[LLVMdev] is there some canonical way to extend liveness?

Andy Ayers andya at microsoft.com
Tue Feb 17 18:49:13 PST 2015


Yes, one of the cases comes from GC - at times the code generator must ensure a particular reference is live and reported at every safepoint. This is in the context of a precise GC, though there's also a conservative mode that we plan to use initially until we get the precise GC reporting correct. Either way that reference must remain live.

We haven't yet decided when or how we'll insert safepoints, though we had been thinking of doing it fairly early on to provide some opportunity for optimizers to reason about them.

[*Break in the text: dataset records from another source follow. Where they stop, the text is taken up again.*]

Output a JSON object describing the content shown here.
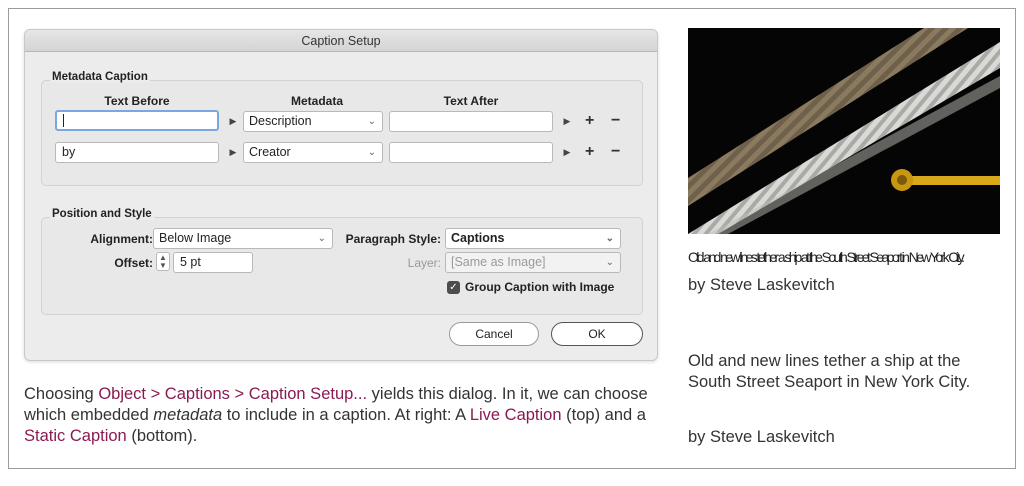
{
  "dialog": {
    "title": "Caption Setup",
    "metadata_group": {
      "label": "Metadata Caption",
      "col_text_before": "Text Before",
      "col_metadata": "Metadata",
      "col_text_after": "Text After",
      "rows": [
        {
          "text_before": "",
          "metadata": "Description",
          "text_after": ""
        },
        {
          "text_before": "by",
          "metadata": "Creator",
          "text_after": ""
        }
      ],
      "add_symbol": "+",
      "remove_symbol": "−",
      "arrow_symbol": "▶",
      "chevron_symbol": "⌄"
    },
    "position_group": {
      "label": "Position and Style",
      "alignment_label": "Alignment:",
      "alignment_value": "Below Image",
      "offset_label": "Offset:",
      "offset_value": "5 pt",
      "paragraph_style_label": "Paragraph Style:",
      "paragraph_style_value": "Captions",
      "layer_label": "Layer:",
      "layer_value": "[Same as Image]",
      "group_caption_label": "Group Caption with Image",
      "group_caption_checked": true
    },
    "cancel_label": "Cancel",
    "ok_label": "OK"
  },
  "description": {
    "p1": "Choosing ",
    "menu_path": "Object > Captions > Caption Setup...",
    "p2": " yields this dialog. In it, we can choose which embedded ",
    "metadata_word": "metadata",
    "p3": " to include in a caption. At right: A ",
    "live_caption": "Live Caption",
    "p4": " (top) and a ",
    "static_caption": "Static Caption",
    "p5": " (bottom)."
  },
  "right": {
    "live_caption_text": "Old and new lines tether a ship at the South Street Seaport in New York City.",
    "live_caption_byline": "by Steve Laskevitch",
    "static_caption_text": "Old and new lines tether a ship at the South Street Seaport in New York City.",
    "static_caption_byline": "by Steve Laskevitch"
  },
  "colors": {
    "highlight": "#8a1a52",
    "photo_background": "#050505",
    "rope_old": "#8a7a60",
    "rope_new": "#cfcfcf",
    "pipe_yellow": "#d8a81a"
  }
}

If I understand the proposal for gc.statepoint correctly, this would be a degenerate case with no function to call and no use of the relocated value.

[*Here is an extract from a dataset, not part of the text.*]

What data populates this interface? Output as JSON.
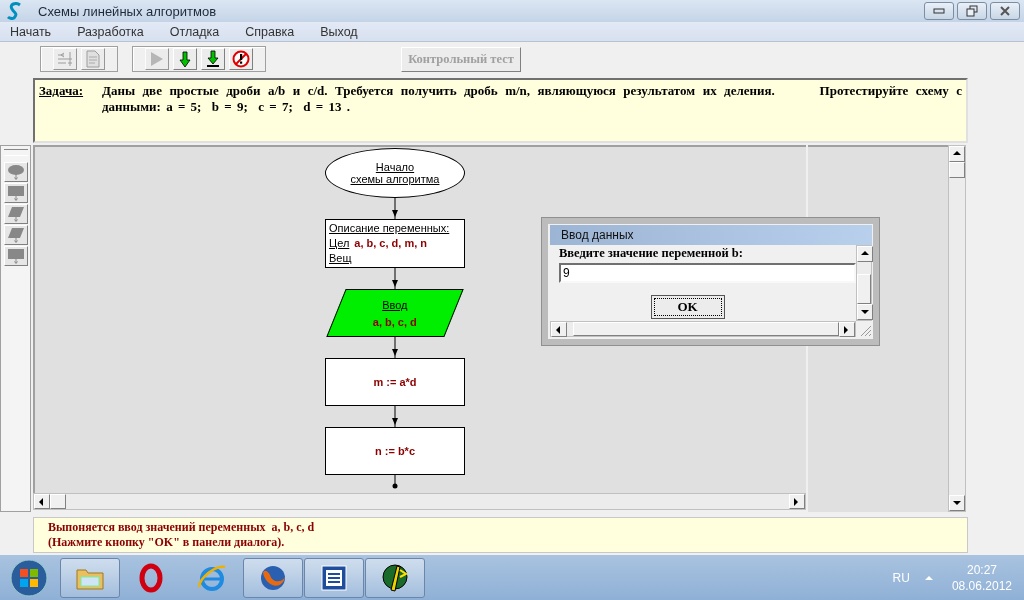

From: Philip Reames [mailto:listmail at philipreames.com]
Sent: Tuesday, February 17, 2015 4:42 PM
To: Andy Ayers; llvmdev at cs.uiuc.edu
Subject: Re: [LLVMdev] is there some canonical way to extend liveness?

I'm assuming that you're asking this in the context of GC?  Are you doing conservative stack scanning?

One way you could address this would be to place a gc.statepoint immediately before the return with the value you need held live mentioned.  This would also give you a precise stackmap at that location (for the variables explicitly listed).

Philip
On 02/17/2015 12:46 PM, Andy Ayers wrote:
In other compilers I've worked on there were special pseudo instructions (or similar mechanisms like adding extra source operands to returns) that allowed you to artificially extend lifetimes of values. For instance we might have a requirement that a certain local (say the 'this pointer') remain live throughout the method.

Is there anything like this in LLVM?